With the back matter, you want to link to your other books, your website, offer a call to action or a bonus to get them to sign up for your list. You can embed most html code into an ebook. For a handy trick, login to your WordPress, where you probably know how to link text and images: you can customize your back copy offer in WordPress, click the code view, then copy and paste the html into your ebook with Sigil.
4. Embedded fonts, paragraph styles
If you’re using InDesign to export to epub, it will embed fonts… but you don’t want to embed fonts for the main body content; that text needs to be flowable it will adapt to readers set preferences (otherwise they will complain that your book doesn’t look like all the other books on their kindle). It’s OK to embed special fonts for the chapter headers, but keep your body text and first paragraph text style simple; maybe just set it as “serif”, but don’t set the colors or sizes (except for 1em… and you can increase line spacing a little).
5. Image resolution and spacing
This is a big one: most ebook formatters will shrink your images to a manageable size; Kindle charges for delivery so if you have a book with lots of images, it can be expensive. The problem is, HDD Kindle fires with high definition screens will make your images even smaller, so they may look microscopic. There’s no easy fix, but your images should be kept about 1200px wide. With Photoshop, you can save as lower quality (medium) but keep the pixel width. If the pictures look huge – you can add white space to fill that 1200px width and center the image so it displays at an acceptable size.

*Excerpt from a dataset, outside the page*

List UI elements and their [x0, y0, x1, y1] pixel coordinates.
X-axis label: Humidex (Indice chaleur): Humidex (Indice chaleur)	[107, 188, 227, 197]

Use Kindle previewer to check out your images (even your logo or author photo…)
6. Table of Contents
To make a table of contents work, your chapter headings need to use an H1/H2 style. You can and should make this happen in Word. But if you’re editing the ebook with Sigil, you may need to go through and set them (you may also need to duplicate your heading styles, and create a new H1 style and paste your heading style there so that you don’t lose your style). Sigil can generate a TOC; most ebook conversion tools will take the H-styles and make a TOC.
Like I mentioned, it’s not easy to talk about ebook formatting without sounding crazy… I’ll make some videos showing you how to use free software to format your ebooks soon that should help.
PS you should layout your document in Microsoft Word first, before converting to epub. I have a guide and templates for that.
Also I now use Vellum for book formatting, because it’s just faster and looks better anyway.

I’m a philosophy dropout with a PhD in Literature. I covet a cabin full of cats, where I can write fantasy novels to pay for my cake addiction. Sometimes I live in castles.
5 Comments
The trick for image size is to use relative width. Instead of padding an image with white space you can use width=”75%”, for example. Or, to make all images take up the full screen width no matter what resolution thay have, modify the img tag in the stylesheet:
img {width: 100%;}
@hynekp:disqus: sorry, but using relative widths doesn’t work for any KF7 Kindle device–the Kindle, K2, early K3’s, some K4’s, even; the DX and (wait for it!) the Kindle 4 iPad, either. And the Voyage, despite being KF8, has an image display bug, if you have an image that’s larger than 50% of the width. So, you need to develop fallback styling that works (generally, using hidden styling) for the *millions* of KF7 readers that are still out there.
Thank you, Kimberly. So what do you do – use a media query to display a padded image for KF7 and an image with no white space and relative width for KF8?
No, Hynek. There’s no one-size-fits-all solution. Sometimes, we place an image with white-space,and hide it from KF8. Oftentimes, it’s best to double the work; set the absolute sizes for the KF7, and relative sizes for KF8. KF7 isn’t–despite everyone’s hopes–going away any time soon, so we all have to live with it, unfortunately.